Smoke tests are a minimal, fast-running subset of tests that verify an application is stable enough to proceed with deeper testing. They run immediately after deployment to confirm that critical endpoints are reachable, core functionality is operational, and no catastrophic failures are present. Unlike regression suites that can take minutes or hours to complete, smoke tests finish in seconds and provide an immediate go/no-go signal before any further testing begins. In deployment pipelines, smoke tests serve as the first gate: if smoke tests fail, the deployment is rolled back before investing time in comprehensive regression testing.

The tool generates smoke tests targeting the critical paths of a REST API from an OpenAPI specification. Required inputs are the base URL of the deployed service, the target endpoints to validate in the smoke check, and the authentication method. The generator produces a deterministic smoke test suite that confirms each critical endpoint returns an expected status code and valid response schema. Generated tests are minimal by design: they validate that the service is alive and responding correctly, not that every edge case is handled correctly. The focus is speed and reliability. A complete smoke test suite for a typical microservice with ten critical endpoints executes in under fifteen seconds.

Smoke tests deliver maximum value when they run automatically on every deployment. The standard pattern: deployment completes, smoke tests run against the newly deployed environment, pass or fail result gates further testing and promotion to the next stage. If smoke tests pass, the pipeline proceeds to regression testing. If smoke tests fail, the deployment is rolled back immediately without wasting time on comprehensive testing. Because Skyramp generates smoke tests deterministically from the API spec, the smoke suite stays synchronized with the API automatically when the spec is changed and tests are updated. There is no manual maintenance burden as endpoints are added or modified. Regenerating tests produces identical output for unchanged endpoints and updated tests for modified endpoints.

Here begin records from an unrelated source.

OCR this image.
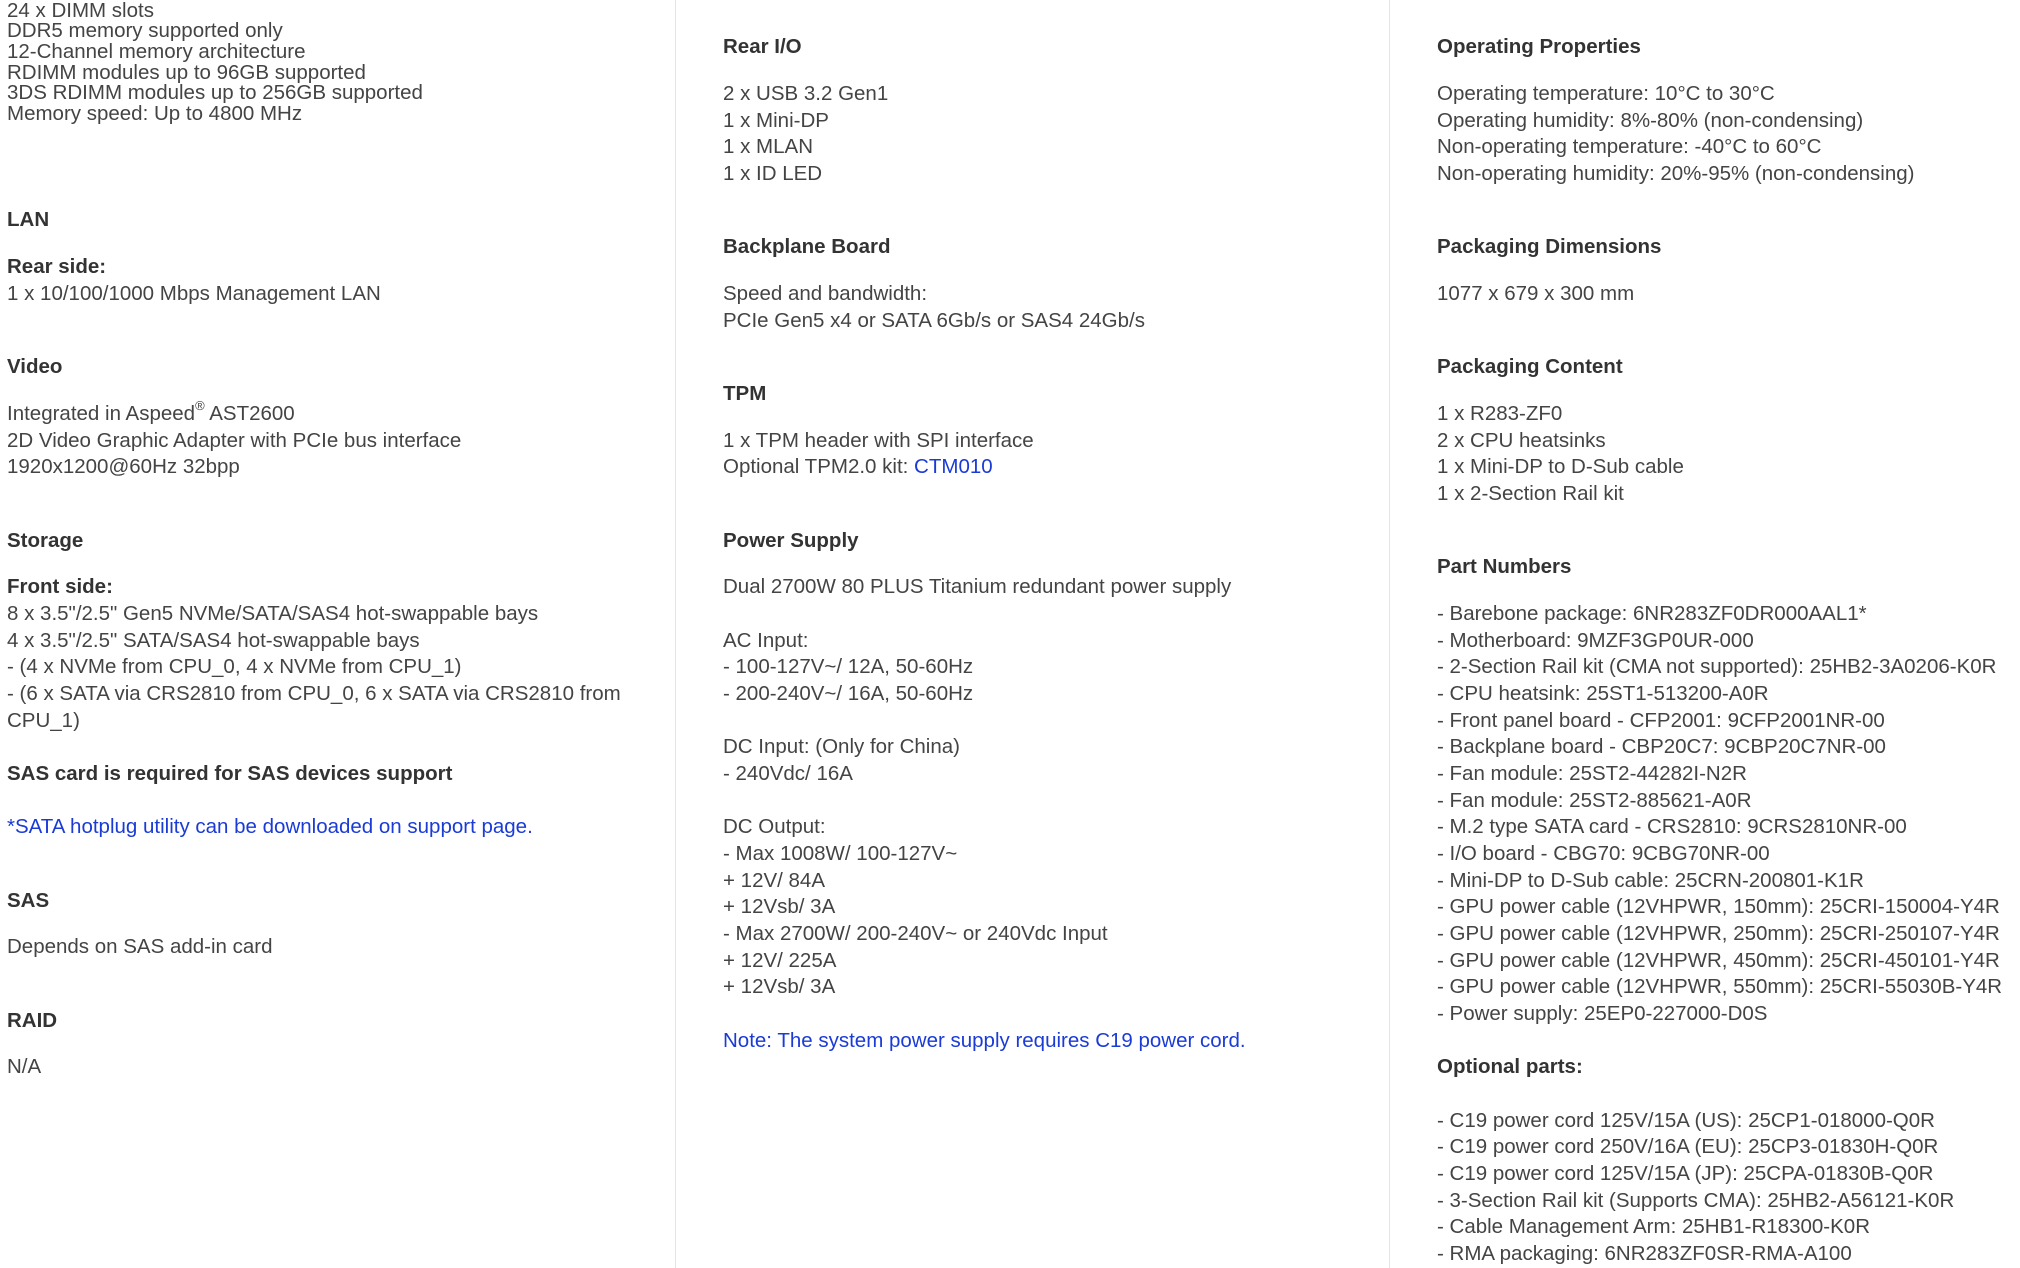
24 x DIMM slots
DDR5 memory supported only
12-Channel memory architecture
RDIMM modules up to 96GB supported
3DS RDIMM modules up to 256GB supported
Memory speed: Up to 4800 MHz
LAN
Rear side:
1 x 10/100/1000 Mbps Management LAN
Video
Integrated in Aspeed® AST2600
2D Video Graphic Adapter with PCIe bus interface
1920x1200@60Hz 32bpp
Storage
Front side:
8 x 3.5"/2.5" Gen5 NVMe/SATA/SAS4 hot-swappable bays
4 x 3.5"/2.5" SATA/SAS4 hot-swappable bays
- (4 x NVMe from CPU_0, 4 x NVMe from CPU_1)
- (6 x SATA via CRS2810 from CPU_0, 6 x SATA via CRS2810 from
CPU_1)
SAS card is required for SAS devices support
*SATA hotplug utility can be downloaded on support page.
SAS
Depends on SAS add-in card
RAID
N/A
Rear I/O
2 x USB 3.2 Gen1
1 x Mini-DP
1 x MLAN
1 x ID LED
Backplane Board
Speed and bandwidth:
PCIe Gen5 x4 or SATA 6Gb/s or SAS4 24Gb/s
TPM
1 x TPM header with SPI interface
Optional TPM2.0 kit: CTM010
Power Supply
Dual 2700W 80 PLUS Titanium redundant power supply
AC Input:
- 100-127V~/ 12A, 50-60Hz
- 200-240V~/ 16A, 50-60Hz
DC Input: (Only for China)
- 240Vdc/ 16A
DC Output:
- Max 1008W/ 100-127V~
+ 12V/ 84A
+ 12Vsb/ 3A
- Max 2700W/ 200-240V~ or 240Vdc Input
+ 12V/ 225A
+ 12Vsb/ 3A
Note: The system power supply requires C19 power cord.
Operating Properties
Operating temperature: 10°C to 30°C
Operating humidity: 8%-80% (non-condensing)
Non-operating temperature: -40°C to 60°C
Non-operating humidity: 20%-95% (non-condensing)
Packaging Dimensions
1077 x 679 x 300 mm
Packaging Content
1 x R283-ZF0
2 x CPU heatsinks
1 x Mini-DP to D-Sub cable
1 x 2-Section Rail kit
Part Numbers
- Barebone package: 6NR283ZF0DR000AAL1*
- Motherboard: 9MZF3GP0UR-000
- 2-Section Rail kit (CMA not supported): 25HB2-3A0206-K0R
- CPU heatsink: 25ST1-513200-A0R
- Front panel board - CFP2001: 9CFP2001NR-00
- Backplane board - CBP20C7: 9CBP20C7NR-00
- Fan module: 25ST2-44282I-N2R
- Fan module: 25ST2-885621-A0R
- M.2 type SATA card - CRS2810: 9CRS2810NR-00
- I/O board - CBG70: 9CBG70NR-00
- Mini-DP to D-Sub cable: 25CRN-200801-K1R
- GPU power cable (12VHPWR, 150mm): 25CRI-150004-Y4R
- GPU power cable (12VHPWR, 250mm): 25CRI-250107-Y4R
- GPU power cable (12VHPWR, 450mm): 25CRI-450101-Y4R
- GPU power cable (12VHPWR, 550mm): 25CRI-55030B-Y4R
- Power supply: 25EP0-227000-D0S
Optional parts:
- C19 power cord 125V/15A (US): 25CP1-018000-Q0R
- C19 power cord 250V/16A (EU): 25CP3-01830H-Q0R
- C19 power cord 125V/15A (JP): 25CPA-01830B-Q0R
- 3-Section Rail kit (Supports CMA): 25HB2-A56121-K0R
- Cable Management Arm: 25HB1-R18300-K0R
- RMA packaging: 6NR283ZF0SR-RMA-A100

Developers often search for the distinction between smoke and regression testing. Smoke tests are fast, minimal, and deployment-gating. They validate that the service deployed successfully and core functionality is operational. Regression tests are comprehensive, slower, and run to confirm that existing functionality has not broken after a change. Both are necessary in a complete testing strategy. Smoke tests run first to confirm the deployment succeeded and the service is stable. Regression tests run after the smoke check passes to confirm no existing behavior was broken by the deployment. Skyramp generates both types from the same platform with the same deterministic approach, enabling teams to build complete test coverage from specifications.